Der ehemalige Bundestrainer Jürgen Klinsmann hat seit Mittwoch ein halbes Jahrhundert auf dem Buckel. Doch der US-Coach hat Wichtigeres zu tun, als seinen Geburtstag zu feiern.

München/Huntington Beach. Ein besonderes Datum ist dieser 30. Juli für Jürgen Klinsmann nicht. Deswegen macht der frühere Bundestrainer um seinen 50. Geburtstag am Mittwoch auch kein großes Aufheben. Eine kleine Feier im engsten Familien- und Freundeskreis in seinem kalifornischen Domizil Huntington Beach – das war's dann auch schon.

Verbergen kann der Jubilar seinen Jahrestag der Öffentlichkeit dann natürlich doch nicht ganz - schon gar nicht der Fußballwelt. Und so prasseln vor allem im Internet am Mittwoch die Glückwünsche nieder. Sogar 54er-Weltmeister Horst Eckel twitterte: „Lieber Jürgen, ich wünsche Dir alles Gute zum Geburtstag! Viele Grüsse!“

Und auch wenn Klinsmann selbst vor zwei Wochen noch eifrig via Twitter der „Fußball-Bundeskanzlerin“ Angela Merkel zum 60. Geburtstag gratulierte, hat er an seinem eigenen Ehrentag Wichtigeres zu tun als zu feiern. Vier Wochen nach der WM in Brasilien bastelt er schon wieder an neuen Zielen. Der US-Nationalcoach mit schwäbischen Wurzeln will den Fußball in den USA noch salon- und wettbewerbsfähiger machen.

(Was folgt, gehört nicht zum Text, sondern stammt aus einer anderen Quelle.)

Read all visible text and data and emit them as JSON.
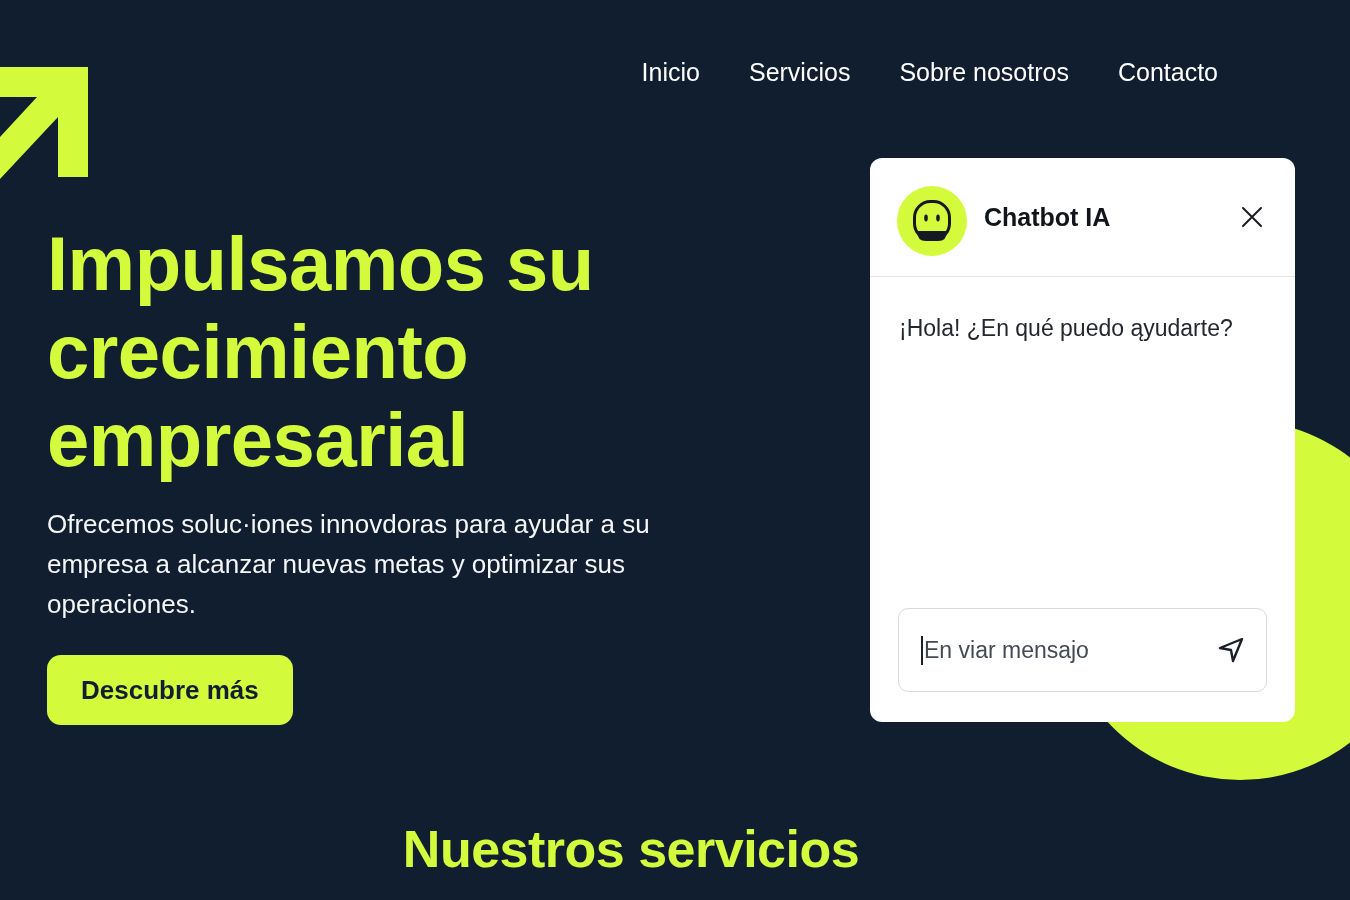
{
  "nav": [
    {
      "label": "Inicio"
    },
    {
      "label": "Servicios"
    },
    {
      "label": "Sobre nosotros"
    },
    {
      "label": "Contacto"
    }
  ],
  "hero": {
    "title": "Impulsamos su crecimiento empresarial",
    "description": "Ofrecemos soluc·iones innovdoras para ayudar a su empresa a alcanzar nuevas metas y optimizar sus operaciones.",
    "button": "Descubre más"
  },
  "chatbot": {
    "title": "Chatbot IA",
    "messages": [
      {
        "text": "¡Hola! ¿En qué puedo ąyudarte?"
      }
    ],
    "input": {
      "placeholder": "En viar mensajo",
      "focused": true
    }
  },
  "services": {
    "title": "Nuestros servicios"
  }
}
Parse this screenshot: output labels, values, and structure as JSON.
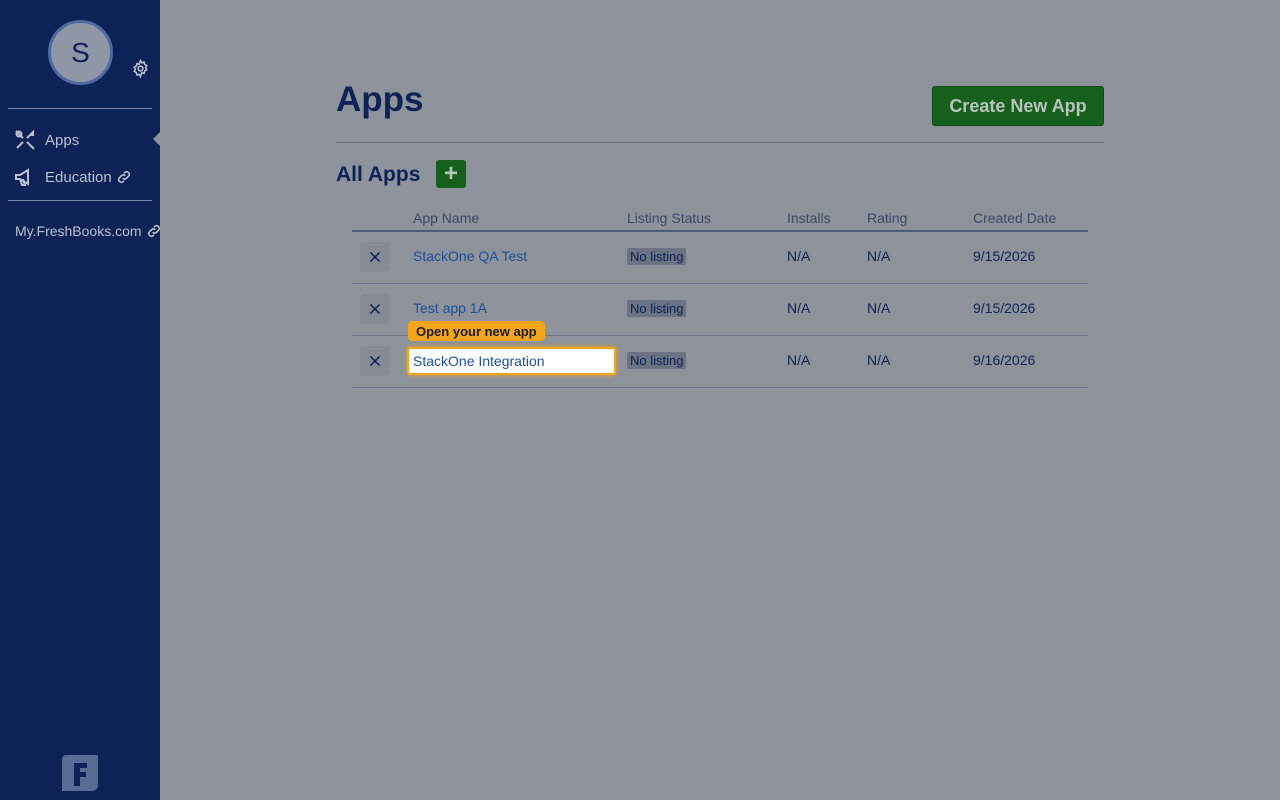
{
  "sidebar": {
    "avatar_initial": "S",
    "items": [
      {
        "label": "Apps",
        "icon": "tools-icon"
      },
      {
        "label": "Education",
        "icon": "megaphone-icon"
      },
      {
        "label": "My.FreshBooks.com",
        "icon": "link-icon"
      }
    ],
    "logo": "freshbooks-logo"
  },
  "header": {
    "title": "Apps",
    "create_button": "Create New App"
  },
  "section": {
    "title": "All Apps",
    "add_button": "+"
  },
  "table": {
    "columns": [
      "App Name",
      "Listing Status",
      "Installs",
      "Rating",
      "Created Date"
    ],
    "rows": [
      {
        "name": "StackOne QA Test",
        "status": "No listing",
        "installs": "N/A",
        "rating": "N/A",
        "created": "9/15/2026"
      },
      {
        "name": "Test app 1A",
        "status": "No listing",
        "installs": "N/A",
        "rating": "N/A",
        "created": "9/15/2026"
      },
      {
        "name": "StackOne Integration",
        "status": "No listing",
        "installs": "N/A",
        "rating": "N/A",
        "created": "9/16/2026"
      }
    ]
  },
  "tooltip": "Open your new app",
  "colors": {
    "sidebar": "#0d2257",
    "accent_green": "#14601c",
    "highlight": "#f4a51c"
  }
}
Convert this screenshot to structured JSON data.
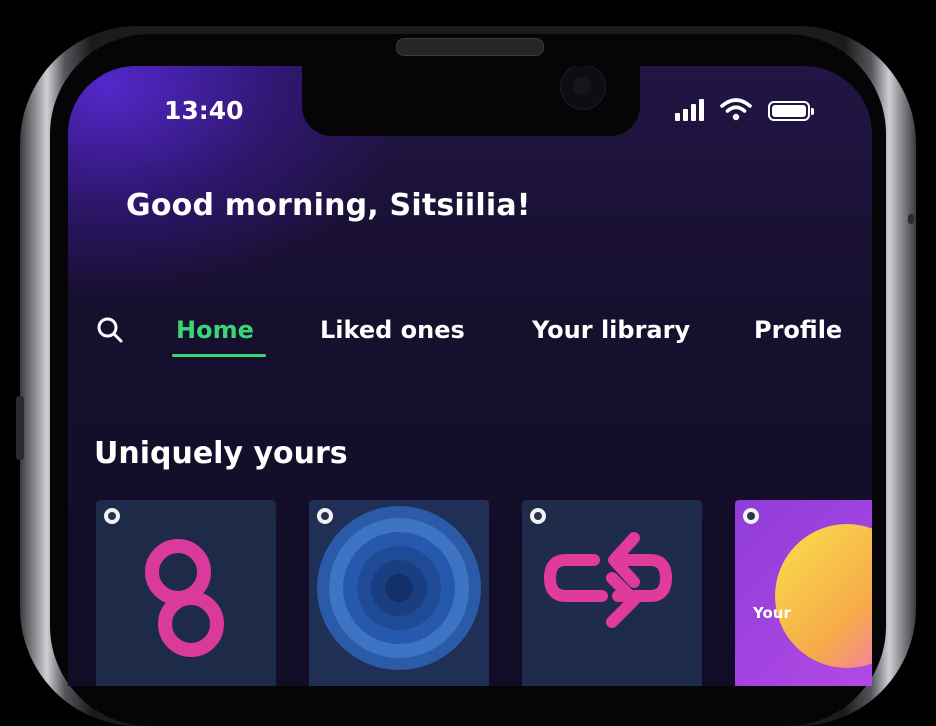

Schon jetzt hat er den „schlafenden Riesen“ mit Ehrgeiz, Akribie und viel deutschem Blut zum Leben erweckt.

Dass er dabei auch gegen viele Widerstände ankämpfen musste, ist ihm egal. Klinsmann, der nach außen sehr smart auftritt, zeigte sich in der Sache knallhart. Schon immer ist der blonde Bäckersohn aus Göppingen seinen eigenen Weg gegangen – ob früher als Profi oder dann auch als Trainer.

Schwäbisch-kalifornischer Revoluzzer

Klinsmann eckt an. Mit dem, was er sagt. Und mit dem, was er tut. Er ist kein weich gespülter Teammanager mit Hang zu Kompromissen. Mit dieser unbequemen Art, an der sich oft auch die Geister scheiden, hat es der schwäbisch-kalifornische Revoluzzer weit gebracht – als Welt- und Europameister, aber auch als ehemaliger Bundestrainer.

2004 hatte er die damals am Boden liegende DFB-Auswahl übernommen und mit seinen Reformen im deutschen Fußball für ein Erdbeben und reichlich Kritik gesorgt. Zwei Jahre später wurde er nach Platz drei bei der Heim-WM als Vater des Sommermärchens gefeiert.

Es folgte in der Saison 2008/2009 ein wenig erfolgreiches Kapitel beim FC Bayern inklusive Entlassung, ehe sich Klinsmann ab 2011 der Herausforderung in seiner Wahlheimat USA stellte. Im Vorfeld der WM in Brasilien hatte es nicht wenige Stimmen gegeben, die schon seinen Rücktritt gefordert hatten. Nach dem Erreichen des Achtelfinales und guten Auftritten des US-Teams sind die Kritiker jedoch weitgehend verstummt.

Bis 2018 läuft der Vertrag von Klinsmann als Nationaltrainer und technischer Direktor beim US-Verband noch. Bis dahin stehen der Gold-Cup im kommenden Jahr, die Copa America 2016 in den USA, die Olympischen Spiele 2016 in Rio de Janeiro und natürlich die WM 2018 in Russland auf der Agenda des ehemaligen Torjägers.

„Die Erfahrungen der letzten Wochen werden helfen, das Team für die nächsten Aufgaben zu formen“, hatte er nach dem WM-Aus gesagt und von den „aufregenden, jungen Spielern, die nachkommen“ geschwärmt.

Der Optimismus des Schwaben hat viele in den USA schon angesteckt. „Amerika hat Talent: Die große Zukunft des Fußballs. Jürgen Klinsmanns Youngster machen Hoffnung“, befand USA Today nach der WM.

Und selbst Präsident Barack Obama, der wegen des WM-Achtelfinales (1:2 n.V. gegen Belgien) extra eine Kabinettssitzung vorverlegt hatte, hatte über Twitter ausrichten lassen: „Wir werden es früher gewinnen, als die Welt denkt.“

Worte, die Klinsmann, mit Freude hört, die für ihn aber auch Herausforderung und Verpflichtung sind. Deshalb sagte er unlängst auch: „Es liegt noch viel Arbeit vor uns.“ Selbst am 50. Geburtstag.